What are the side effects of triple agonists?

Side effects are broadly similar to GLP-1 and dual agonists: nausea, vomiting, diarrhea, and constipation are most common, especially during dose escalation. Triple agonists add signals from the glucagon component, most notably a dose-dependent heart-rate increase. In retatrutide's Phase 3 trials, a new signal emerged: dysesthesia, a persistent unusual skin sensation often described as burning or pins-and-needles. It is dose-dependent, and its rate has varied across trials: about 21 percent of top-dose patients in the smaller TRIUMPH-4 trial, but a softer 12.5 percent in the larger flagship TRIUMPH-1 trial (versus well under 1 percent on placebo).
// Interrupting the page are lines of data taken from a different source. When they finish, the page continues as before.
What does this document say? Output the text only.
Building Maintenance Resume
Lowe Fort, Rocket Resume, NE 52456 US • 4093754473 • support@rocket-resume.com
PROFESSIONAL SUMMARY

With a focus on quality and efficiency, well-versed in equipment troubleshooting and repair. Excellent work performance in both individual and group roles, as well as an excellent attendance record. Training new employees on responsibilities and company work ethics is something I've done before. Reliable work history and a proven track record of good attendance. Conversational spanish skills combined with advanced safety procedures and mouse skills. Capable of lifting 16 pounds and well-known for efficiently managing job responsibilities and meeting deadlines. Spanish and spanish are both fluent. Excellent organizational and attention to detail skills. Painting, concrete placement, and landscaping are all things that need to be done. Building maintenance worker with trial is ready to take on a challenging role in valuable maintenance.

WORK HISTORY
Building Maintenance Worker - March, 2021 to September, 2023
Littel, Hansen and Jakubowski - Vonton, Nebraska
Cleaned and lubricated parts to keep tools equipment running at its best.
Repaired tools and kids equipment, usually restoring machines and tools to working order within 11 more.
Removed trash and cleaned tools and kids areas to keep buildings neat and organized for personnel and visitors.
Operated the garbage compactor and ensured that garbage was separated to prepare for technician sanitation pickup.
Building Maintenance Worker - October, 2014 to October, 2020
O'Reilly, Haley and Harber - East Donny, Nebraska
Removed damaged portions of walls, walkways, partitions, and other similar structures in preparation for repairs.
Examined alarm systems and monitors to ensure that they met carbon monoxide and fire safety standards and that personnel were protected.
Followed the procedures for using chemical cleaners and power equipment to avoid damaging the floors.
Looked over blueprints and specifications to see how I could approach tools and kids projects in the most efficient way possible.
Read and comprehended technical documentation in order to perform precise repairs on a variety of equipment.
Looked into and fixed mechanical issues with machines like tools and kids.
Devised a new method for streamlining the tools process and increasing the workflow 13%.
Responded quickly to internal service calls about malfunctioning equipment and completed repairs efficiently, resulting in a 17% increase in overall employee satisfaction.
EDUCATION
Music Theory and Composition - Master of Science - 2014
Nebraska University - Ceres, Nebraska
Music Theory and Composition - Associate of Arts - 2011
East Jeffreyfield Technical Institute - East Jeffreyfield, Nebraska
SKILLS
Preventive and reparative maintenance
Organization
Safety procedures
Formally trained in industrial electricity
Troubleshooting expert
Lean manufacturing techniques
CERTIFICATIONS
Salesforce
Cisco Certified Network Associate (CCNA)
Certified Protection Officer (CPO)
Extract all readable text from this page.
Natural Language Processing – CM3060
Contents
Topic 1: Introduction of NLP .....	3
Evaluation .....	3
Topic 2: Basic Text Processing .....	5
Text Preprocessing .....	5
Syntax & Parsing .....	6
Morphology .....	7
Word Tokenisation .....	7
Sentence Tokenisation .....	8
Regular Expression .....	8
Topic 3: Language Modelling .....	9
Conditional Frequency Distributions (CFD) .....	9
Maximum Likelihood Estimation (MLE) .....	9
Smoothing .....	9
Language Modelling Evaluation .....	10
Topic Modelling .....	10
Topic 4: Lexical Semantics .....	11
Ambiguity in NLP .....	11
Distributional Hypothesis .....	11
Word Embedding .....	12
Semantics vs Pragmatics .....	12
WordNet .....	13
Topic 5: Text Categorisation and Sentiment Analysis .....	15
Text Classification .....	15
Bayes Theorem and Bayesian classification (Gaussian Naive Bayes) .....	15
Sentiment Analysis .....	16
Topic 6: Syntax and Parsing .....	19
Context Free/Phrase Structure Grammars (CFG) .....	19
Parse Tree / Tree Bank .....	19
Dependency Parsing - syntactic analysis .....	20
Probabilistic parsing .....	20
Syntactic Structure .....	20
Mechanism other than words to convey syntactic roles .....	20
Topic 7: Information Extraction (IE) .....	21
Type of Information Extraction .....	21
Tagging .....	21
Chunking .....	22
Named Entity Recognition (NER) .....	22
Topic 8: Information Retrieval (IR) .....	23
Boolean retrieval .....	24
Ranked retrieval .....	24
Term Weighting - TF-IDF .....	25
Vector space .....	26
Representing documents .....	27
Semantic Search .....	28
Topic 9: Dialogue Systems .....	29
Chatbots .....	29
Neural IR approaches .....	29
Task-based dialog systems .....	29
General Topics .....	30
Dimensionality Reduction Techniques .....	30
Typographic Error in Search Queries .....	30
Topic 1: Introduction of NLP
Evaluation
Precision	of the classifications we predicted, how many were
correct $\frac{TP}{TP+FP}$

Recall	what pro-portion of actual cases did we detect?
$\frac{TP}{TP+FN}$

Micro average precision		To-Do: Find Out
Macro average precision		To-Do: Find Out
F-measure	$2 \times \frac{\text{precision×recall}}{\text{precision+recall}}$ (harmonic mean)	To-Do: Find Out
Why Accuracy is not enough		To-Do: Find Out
In TRIUMPH-4, about 18 percent of top-dose patients discontinued for side-effect reasons overall, though Lilly reported that the dysesthesia events themselves were generally mild and rarely the direct cause. Whether lower doses can preserve most of the weight loss while reducing the overall side-effect load is an open question.

When will retatrutide be approved?

Most likely 2027, possibly slipping into 2028. Eli Lilly is expected to file for approval in late 2026 once the remaining Phase 3 trials report, followed by a roughly 10-month FDA review. The evidence base spans multiple trials across obesity, type 2 diabetes, and heart-disease populations: the flagship obesity trial (TRIUMPH-1) read out with strong results in May 2026, an earlier obesity plus knee-osteoarthritis trial reported in December 2025, and a diabetes trial reported in March 2026. Lilly has not publicly committed to a submission date. A separate legal dispute over whether retatrutide is regulated as a biologic could affect its market exclusivity, but is not expected to delay the approval decision itself. Approval will also depend on whether the dysesthesia signal can be managed at lower doses.